Dr. Venayagamoorthy and Grad Students receive Francois Frenkiel Award
Dr. Karan Venayagamoorthy, and two of his graduate students, Benjamin Mater and Simon Schaad, have been unanimously selected by the American Physical Society for the top Physics of Fluid article by young investigators in 2013. They received the Francois Frenkiel Award the society's Division of Fluid Dynamics for their paper: "Relevance of Thorpe length scale in stably stratified turbulence."
The paper was selected "For new and significant insights into scaling laws for stratified turbulence with potentially broad impact in the area of environmental flows," according to the citation for the award.
The award was presented to Venayagamoorthy and his students at a recent Division of Fluid Dynamics meeting in San Francisco. For more information about this paper, click here.
College of Engineering Awards
Congratulations to Dr. Marvin Criswell and Dr. Hussam Mahmoud for receiving the COE's Meritorious Faculty Emeritus Award and the George T. Abell Outstanding Early-Career Faculty Award, respectively.
Dr. Bareither receives 2013 Practical Paper Award
Congratulations to Chris Bareither for receiving the 2013 Practical Paper Award from ASTM Committee D-18 on Soil and Rock for his paper, "Evaluation of Bouwer-Rice Large-Particle Correction Procedure for Soil Water Characteristic Curves," published in the ASTM Geotechnical Testing Journal.
Dr. Sharvelle selected for Frontiers of Engineering Education Symposium
Dr.
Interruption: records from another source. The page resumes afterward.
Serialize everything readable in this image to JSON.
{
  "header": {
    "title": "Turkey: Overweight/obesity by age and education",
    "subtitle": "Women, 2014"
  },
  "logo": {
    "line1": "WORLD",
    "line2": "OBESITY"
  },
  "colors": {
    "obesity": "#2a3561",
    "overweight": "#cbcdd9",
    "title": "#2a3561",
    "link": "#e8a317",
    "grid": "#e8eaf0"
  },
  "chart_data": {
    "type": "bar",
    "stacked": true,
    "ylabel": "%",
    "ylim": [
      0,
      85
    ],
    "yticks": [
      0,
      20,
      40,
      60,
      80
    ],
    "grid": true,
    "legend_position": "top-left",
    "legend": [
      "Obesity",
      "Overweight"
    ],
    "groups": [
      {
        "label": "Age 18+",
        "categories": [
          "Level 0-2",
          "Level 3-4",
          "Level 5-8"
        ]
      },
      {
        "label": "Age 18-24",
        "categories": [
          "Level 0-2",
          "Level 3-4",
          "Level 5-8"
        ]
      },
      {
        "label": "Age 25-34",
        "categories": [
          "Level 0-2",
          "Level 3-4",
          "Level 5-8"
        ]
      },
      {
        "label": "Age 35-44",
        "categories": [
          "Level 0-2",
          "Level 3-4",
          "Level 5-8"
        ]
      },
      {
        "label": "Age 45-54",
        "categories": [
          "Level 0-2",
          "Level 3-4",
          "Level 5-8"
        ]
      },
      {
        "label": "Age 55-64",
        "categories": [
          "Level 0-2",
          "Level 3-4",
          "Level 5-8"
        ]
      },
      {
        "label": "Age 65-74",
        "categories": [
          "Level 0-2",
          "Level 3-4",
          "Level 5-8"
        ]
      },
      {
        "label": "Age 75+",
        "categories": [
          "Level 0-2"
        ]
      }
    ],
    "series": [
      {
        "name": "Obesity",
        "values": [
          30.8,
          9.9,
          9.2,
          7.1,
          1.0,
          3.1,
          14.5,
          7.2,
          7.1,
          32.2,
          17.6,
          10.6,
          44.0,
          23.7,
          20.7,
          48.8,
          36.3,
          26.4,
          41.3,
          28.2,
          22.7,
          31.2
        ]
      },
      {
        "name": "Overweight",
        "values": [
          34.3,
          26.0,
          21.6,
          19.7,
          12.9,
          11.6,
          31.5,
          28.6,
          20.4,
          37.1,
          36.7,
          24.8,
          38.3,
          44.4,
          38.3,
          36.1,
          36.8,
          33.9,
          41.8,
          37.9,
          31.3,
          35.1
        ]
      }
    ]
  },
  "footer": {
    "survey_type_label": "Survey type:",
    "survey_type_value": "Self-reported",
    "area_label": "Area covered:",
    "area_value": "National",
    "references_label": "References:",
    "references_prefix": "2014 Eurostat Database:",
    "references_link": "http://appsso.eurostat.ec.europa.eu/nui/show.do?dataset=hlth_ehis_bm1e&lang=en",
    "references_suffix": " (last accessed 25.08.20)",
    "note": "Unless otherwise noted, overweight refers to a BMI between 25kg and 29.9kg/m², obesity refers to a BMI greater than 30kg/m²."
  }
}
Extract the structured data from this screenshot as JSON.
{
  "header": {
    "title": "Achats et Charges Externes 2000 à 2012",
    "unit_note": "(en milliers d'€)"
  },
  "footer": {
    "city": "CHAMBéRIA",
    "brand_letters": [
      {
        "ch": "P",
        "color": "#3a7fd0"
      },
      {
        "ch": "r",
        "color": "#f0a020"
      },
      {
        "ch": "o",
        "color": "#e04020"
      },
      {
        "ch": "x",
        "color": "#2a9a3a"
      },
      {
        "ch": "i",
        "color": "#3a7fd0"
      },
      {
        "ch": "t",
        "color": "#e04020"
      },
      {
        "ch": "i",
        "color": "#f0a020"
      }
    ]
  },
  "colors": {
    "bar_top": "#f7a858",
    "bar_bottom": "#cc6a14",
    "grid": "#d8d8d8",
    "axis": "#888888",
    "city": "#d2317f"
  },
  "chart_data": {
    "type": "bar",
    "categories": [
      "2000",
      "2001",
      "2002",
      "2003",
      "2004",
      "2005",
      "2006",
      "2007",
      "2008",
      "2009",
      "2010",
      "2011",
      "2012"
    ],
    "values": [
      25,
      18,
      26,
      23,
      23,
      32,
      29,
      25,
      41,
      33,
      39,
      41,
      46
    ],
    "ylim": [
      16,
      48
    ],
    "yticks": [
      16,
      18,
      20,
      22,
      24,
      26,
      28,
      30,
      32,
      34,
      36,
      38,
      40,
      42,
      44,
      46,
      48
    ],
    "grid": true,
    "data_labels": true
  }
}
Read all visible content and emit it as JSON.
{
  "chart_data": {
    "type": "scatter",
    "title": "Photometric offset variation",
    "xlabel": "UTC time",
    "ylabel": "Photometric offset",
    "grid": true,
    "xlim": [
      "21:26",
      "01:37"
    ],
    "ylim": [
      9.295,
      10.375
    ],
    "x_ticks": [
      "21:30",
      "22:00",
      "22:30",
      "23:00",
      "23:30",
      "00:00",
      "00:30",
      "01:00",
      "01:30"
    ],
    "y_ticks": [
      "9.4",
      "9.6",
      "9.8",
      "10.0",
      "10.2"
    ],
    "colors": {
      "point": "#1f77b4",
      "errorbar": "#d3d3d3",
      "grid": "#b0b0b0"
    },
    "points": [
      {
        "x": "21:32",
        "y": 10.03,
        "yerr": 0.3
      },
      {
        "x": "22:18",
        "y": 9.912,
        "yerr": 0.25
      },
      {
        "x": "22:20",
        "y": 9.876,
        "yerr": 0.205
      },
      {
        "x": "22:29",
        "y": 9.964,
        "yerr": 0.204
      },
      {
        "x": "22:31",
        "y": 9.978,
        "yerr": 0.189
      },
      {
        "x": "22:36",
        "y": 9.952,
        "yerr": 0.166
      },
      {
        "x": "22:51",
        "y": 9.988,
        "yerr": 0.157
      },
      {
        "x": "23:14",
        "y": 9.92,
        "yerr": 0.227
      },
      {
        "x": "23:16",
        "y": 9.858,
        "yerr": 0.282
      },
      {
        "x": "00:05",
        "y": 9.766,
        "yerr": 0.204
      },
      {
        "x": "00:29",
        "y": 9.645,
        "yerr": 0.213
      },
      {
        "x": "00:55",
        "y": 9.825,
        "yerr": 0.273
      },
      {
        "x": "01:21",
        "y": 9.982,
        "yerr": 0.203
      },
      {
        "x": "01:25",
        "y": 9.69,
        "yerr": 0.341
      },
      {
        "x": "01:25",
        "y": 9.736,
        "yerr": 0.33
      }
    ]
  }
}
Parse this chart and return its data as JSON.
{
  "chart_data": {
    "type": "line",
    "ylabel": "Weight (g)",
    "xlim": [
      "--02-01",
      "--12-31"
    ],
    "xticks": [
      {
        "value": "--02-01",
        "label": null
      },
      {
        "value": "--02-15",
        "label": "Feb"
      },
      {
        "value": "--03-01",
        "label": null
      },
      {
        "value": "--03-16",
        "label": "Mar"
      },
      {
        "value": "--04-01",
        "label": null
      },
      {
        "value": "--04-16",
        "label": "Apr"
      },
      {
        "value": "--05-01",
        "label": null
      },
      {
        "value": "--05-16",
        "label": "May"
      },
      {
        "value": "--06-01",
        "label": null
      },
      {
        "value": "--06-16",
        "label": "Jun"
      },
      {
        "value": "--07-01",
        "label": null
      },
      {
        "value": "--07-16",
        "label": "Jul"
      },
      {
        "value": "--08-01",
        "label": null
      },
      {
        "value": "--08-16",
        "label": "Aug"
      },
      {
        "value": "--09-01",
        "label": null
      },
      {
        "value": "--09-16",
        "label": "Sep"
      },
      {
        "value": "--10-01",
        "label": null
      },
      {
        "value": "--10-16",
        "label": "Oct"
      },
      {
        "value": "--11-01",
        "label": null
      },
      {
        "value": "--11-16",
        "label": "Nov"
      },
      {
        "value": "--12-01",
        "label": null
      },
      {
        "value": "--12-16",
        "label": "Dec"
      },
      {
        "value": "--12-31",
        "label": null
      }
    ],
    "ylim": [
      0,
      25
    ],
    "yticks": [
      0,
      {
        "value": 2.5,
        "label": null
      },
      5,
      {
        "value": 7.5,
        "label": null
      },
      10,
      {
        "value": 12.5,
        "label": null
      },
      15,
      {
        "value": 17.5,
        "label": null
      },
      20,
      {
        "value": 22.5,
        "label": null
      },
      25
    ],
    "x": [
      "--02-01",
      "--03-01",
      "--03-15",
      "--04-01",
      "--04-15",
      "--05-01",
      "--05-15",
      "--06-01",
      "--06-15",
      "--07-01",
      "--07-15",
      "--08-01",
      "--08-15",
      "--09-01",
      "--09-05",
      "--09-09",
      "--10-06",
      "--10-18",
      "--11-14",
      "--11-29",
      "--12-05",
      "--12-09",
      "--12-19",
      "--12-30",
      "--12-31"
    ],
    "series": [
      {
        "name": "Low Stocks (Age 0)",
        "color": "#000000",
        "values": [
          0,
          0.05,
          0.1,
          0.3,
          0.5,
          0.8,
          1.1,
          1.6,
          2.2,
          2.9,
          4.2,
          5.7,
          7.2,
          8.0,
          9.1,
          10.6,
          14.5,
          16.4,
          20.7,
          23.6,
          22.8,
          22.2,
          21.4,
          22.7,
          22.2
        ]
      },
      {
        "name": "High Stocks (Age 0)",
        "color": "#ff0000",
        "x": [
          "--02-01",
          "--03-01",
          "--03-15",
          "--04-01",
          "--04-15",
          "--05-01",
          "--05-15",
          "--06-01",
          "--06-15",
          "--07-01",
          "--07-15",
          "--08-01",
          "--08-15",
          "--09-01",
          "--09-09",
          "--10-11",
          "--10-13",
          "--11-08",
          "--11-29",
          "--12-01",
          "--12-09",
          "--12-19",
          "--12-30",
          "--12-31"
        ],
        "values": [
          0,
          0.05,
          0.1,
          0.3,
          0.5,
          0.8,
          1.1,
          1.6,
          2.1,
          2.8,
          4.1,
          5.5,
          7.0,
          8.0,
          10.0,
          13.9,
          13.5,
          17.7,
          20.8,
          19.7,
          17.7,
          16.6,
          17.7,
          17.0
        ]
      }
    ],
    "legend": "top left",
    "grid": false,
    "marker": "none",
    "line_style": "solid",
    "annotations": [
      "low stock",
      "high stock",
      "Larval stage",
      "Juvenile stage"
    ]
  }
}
Sybil Sharvelle has been selected by the National Academy of Engineers (NAE) to participate in the Frontiers of Engineering Education Symposium to be held October 26-29, 2014, at the NAE Beckman Center in Irvine, CA . This symposium recognizes faculty members who are developing and implementing innovative educational approaches in a variety of engineering disciplines, and offers an opportunity for these faculty to share ideas, learn from research and best practice in education, and leave with a charter to bring about improvement in their home institution.
Dr. Ken Carlson received $500k gift from Noble company
Dr. Carlson has received a $500k gift from the Noble company to the Center for Energy Water Sustainability in support of the continued development of the Colorado Water Watch that will be released to the public at next month's Natural Gas Symposium in Denver.
USDA funds CSU Team for 3 Year Project in Colorado's Arkansas River Valley
The USDA NIFA National Integrated Water Quality Program (NIWQP) is funding a 3-yrs project for $659,955 entitled "Water Quality and Productivity Enhancement in an Irrigated River Basin through Participatory Conservation Planning and Analysis." Dr. Timothy Gates is the Project Director (PD) and Dr. John Labadie, Dr. Ryan Bailey, and Dr. Dana Hoag (Agricultural and Natural Resources Economics) are Co-PDs.
This project's goal is to identify and rank conservation practices that will sustain agricultural productivity and benefit the environment by lowering return flows and pollutant (salt and selenium) loads to the stream-aquifer system of Colorado's Lower Arkansas River Basin. A major obstacle to using these methods in western irrigated river valleys is the requirement that altered streamflow patterns cannot violate water rights or interstate river compacts. Calibrated regional and basin scale flow and solute transport models will be used to find effective conservation scenarios that satisfy socioeconomic and institutional constraints in the river basin. The project will involve extensive advisory stakeholder and student participation.